Cardinal Bo: Organ trade is the new 'organised crime'
By Deborah Castellano Lubov
Cardinal Charles Maung Bo says that despite great efforts against the scourge of this modern-day slavery, the spiraling conflict in places such as Ukraine and Myanmar, "infused a new and desperate urgency into this issue."
"This is an epoch of moral catastrophe," the Archbishop of Yangon, Myanmar, warned as he addressed the second day of the Santa Marta Group's meeting at the Pontifical Academy of Sciences in the Vatican's Casina Pio IV.
"The moral holocaust of commodification of human fragility rages," the President of the Federation of the Asian Bishops' Conference (FABC) stated, lamenting, "It happens in every country, in war zones, where millions are fleeing."
Pope Francis, the Cardinal recalled, has condemned human trafficking throughout his papacy, calling it repeatedly "a crime against humanity." Cardinal Bo said that being a Christian requires waging "a war" against the human trafficking.
The UN's International Labour Organisation estimates that human trafficking generates US$150.2 billion in illegal profits each year, the third biggest illicit economy in the world, next only to arms sales and the earnings of the drug cartels.
The three most common types of human trafficking, Cardinal Bo explained, are sex trafficking, debt bondage, and forced labour, also known as involuntary servitude. Forced marriage, forced begging, and forced reproduction, the Cardinal said, are additional agonies that escalate this crime.
New threat in medical services
He also spoke about "the horror" of emerging forms of "new human cannibalism," and cautioned that no country is safe from this "nefarious trade."
The Cardinal warned against "a new threat emerging from a surprisingly new sector: medical services."
Particularly exploited by this phenomenon, he said, are the most vulnerable people, especially in poor countries of Asia and Africa.

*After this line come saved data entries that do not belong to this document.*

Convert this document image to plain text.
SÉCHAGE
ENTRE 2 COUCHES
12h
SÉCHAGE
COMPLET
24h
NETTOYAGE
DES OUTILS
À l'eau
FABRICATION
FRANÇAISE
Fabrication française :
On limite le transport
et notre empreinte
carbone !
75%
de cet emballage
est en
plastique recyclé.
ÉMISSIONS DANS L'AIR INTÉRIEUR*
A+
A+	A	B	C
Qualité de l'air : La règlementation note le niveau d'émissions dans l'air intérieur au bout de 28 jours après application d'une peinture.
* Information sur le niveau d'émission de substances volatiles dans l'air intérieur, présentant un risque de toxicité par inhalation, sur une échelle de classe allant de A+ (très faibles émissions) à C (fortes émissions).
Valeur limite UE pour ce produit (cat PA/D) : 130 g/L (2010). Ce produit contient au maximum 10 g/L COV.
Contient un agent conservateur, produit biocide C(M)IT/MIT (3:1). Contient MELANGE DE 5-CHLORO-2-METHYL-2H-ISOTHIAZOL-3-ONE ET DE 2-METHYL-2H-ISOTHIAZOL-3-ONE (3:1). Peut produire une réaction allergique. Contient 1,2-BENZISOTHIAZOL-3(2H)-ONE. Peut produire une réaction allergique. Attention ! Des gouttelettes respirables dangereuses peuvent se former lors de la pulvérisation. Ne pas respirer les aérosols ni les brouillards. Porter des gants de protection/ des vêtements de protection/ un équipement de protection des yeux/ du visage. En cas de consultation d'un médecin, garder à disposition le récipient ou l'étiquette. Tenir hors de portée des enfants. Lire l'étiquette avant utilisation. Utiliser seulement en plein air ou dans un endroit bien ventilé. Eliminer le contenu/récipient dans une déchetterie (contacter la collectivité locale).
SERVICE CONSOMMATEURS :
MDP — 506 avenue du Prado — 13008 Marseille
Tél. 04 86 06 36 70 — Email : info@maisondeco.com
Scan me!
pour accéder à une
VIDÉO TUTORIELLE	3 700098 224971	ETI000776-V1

Catholic Church at the forefront
The Cardinal highlighted how the Catholic Church has been at the forefront of combatting human trafficking, but condemned the "new unsettling reality" the Church and its partners face as thousands of the most vulnerable, especially the women and children, are being victimised more than ever.

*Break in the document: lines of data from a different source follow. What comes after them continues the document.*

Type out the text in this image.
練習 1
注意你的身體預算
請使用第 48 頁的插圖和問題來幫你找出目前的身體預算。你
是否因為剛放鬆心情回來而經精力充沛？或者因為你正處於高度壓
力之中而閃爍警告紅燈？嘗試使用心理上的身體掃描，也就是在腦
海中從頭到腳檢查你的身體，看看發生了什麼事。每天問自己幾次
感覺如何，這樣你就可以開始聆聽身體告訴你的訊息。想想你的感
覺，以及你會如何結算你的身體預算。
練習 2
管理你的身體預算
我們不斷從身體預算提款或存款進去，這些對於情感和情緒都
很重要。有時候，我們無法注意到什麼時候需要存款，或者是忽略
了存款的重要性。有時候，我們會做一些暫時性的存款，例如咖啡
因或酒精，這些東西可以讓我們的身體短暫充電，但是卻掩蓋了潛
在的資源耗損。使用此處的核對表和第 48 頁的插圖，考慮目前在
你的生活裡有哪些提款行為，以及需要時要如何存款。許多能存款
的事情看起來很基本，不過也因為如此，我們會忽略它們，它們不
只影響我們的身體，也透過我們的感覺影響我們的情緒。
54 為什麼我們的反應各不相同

While noting the massive development in medical sciences in recent decades has benefitted mostly rich countries, he warned that organs and other body parts have become commodities traded through online markets. He attributed this "to lack of sufficiently binding legislation and the existence of large number of socially and economically vulnerable people."
Organ trade produces billions
According to Global Financial Integrity, a Washington, DC-based think tank focused on illicit financial flows, corruption, illicit trade and money laundering, organ trade - Cardinal Bo noted - is becoming just as large-scale and profitable as trade in illicit drugs, wildlife and weapons, producing "annual profit of $1.7 billion US dollars as of May of 2017."
Despite this horror afflicting the world, Cardinal Bo concluded by reminding that the Lord has promised to always be with us.
"It is the Lord of History, the loving, living and liberating God," he said, "who is calling us to the global mission."